The Impact of Changing EV Taxation
Iyer pointed out that the removal or alteration of subsidies in states like Delhi, Karnataka, and Telangana has had a direct impact on the demand for EVs. For instance, Telangana recently replaced its road tax waiver with a fee that can be as high as 15 percent of the vehicle’s cost, while Karnataka has introduced a 10 percent lifetime tax on EVs priced above Rs 25 lakh. Delhi, too, withdrew its road tax waiver, now charging a 10 percent road tax on EVs.
These sudden changes have led to a rise in the overall cost of EVs, deterring potential customers. According to Iyer, “What’s distorting the market is changes in taxation. We have 28 states; some offer zero road tax, some charge you, and some others withdraw subsidies after offering them.”
Mercedes’ EV Sales on the Rise Despite Market Challenges
Despite the challenges posed by fluctuating taxes, Mercedes India’s EV sales have shown significant growth. Electric vehicles accounted for 2.5 percent of the company’s sales in 2023, and between January and September 2024, this figure jumped to 6 percent. Iyer credits this success to the company’s efforts to localize EV models, such as the EQS sedan, which allowed them to offer more competitive pricing.
He noted that in the luxury car segment, customers are particularly sensitive to fluctuations in purchase price rather than running costs. “After we localised the EQS and had an attractive price, you saw sales shoot up.
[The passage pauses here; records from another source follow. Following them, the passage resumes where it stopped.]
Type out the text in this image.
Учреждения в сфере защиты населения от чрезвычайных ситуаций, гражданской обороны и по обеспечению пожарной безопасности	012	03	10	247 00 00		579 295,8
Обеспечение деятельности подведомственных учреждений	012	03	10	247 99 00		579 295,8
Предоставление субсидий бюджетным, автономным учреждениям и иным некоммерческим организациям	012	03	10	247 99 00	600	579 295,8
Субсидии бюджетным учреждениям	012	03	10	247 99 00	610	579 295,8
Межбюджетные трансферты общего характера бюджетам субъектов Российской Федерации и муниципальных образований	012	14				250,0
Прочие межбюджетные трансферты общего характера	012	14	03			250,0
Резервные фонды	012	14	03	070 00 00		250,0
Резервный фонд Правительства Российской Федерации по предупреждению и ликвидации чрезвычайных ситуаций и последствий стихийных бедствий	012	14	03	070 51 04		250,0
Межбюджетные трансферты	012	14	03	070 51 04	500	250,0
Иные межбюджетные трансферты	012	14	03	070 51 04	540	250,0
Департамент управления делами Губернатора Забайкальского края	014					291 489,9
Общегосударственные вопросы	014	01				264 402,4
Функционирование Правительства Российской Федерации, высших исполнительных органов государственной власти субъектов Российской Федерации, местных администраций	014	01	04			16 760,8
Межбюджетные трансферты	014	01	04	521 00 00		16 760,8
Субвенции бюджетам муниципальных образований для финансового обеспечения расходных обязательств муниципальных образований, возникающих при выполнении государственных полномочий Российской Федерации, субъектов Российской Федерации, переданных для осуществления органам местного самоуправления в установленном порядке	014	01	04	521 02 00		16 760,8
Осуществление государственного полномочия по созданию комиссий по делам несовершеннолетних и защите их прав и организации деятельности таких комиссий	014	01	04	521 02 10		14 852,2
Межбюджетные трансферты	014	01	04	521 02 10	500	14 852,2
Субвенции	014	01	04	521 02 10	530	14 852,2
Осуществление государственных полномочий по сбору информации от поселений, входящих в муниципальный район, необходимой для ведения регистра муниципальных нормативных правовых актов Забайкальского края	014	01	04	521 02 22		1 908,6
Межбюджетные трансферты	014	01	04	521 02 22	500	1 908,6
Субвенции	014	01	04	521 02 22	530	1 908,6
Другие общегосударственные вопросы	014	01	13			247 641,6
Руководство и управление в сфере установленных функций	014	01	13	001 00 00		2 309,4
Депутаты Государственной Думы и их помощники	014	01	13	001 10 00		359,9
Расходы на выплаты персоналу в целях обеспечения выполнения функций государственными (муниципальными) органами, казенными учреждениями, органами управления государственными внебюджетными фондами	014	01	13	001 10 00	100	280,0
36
So, customers clearly want a good price and will not buy if there is fluctuation in EV prices,” Iyer explained.
The Case for Stable EV Policies
Iyer argues that it is premature to draw conclusions about the performance of the EV market based on current sales numbers, especially when the pricing environment remains so unstable. He emphasized that continuous changes in taxes and subsidies across states hinder the market’s ability to gauge EV success accurately.
His solution? A long-term, consistent taxation roadmap that provides stability for both manufacturers and customers. “I think there should be a very clear roadmap for three to four years. Let’s get 25 percent to 30 percent EV penetration, and then you can flip because you need scale to get EV prices down,” Iyer suggested.
Conclusion
As the Indian automotive industry navigates the transition towards electric mobility, stable and predictable taxation policies will play a pivotal role in encouraging adoption. Santosh Iyer’s call for a well-defined roadmap highlights the importance of consistency in driving EV sales and helping India move closer to its sustainability goals. For the luxury segment, in particular, the focus remains on delivering value through competitive pricing, which can only be achieved with policy stability.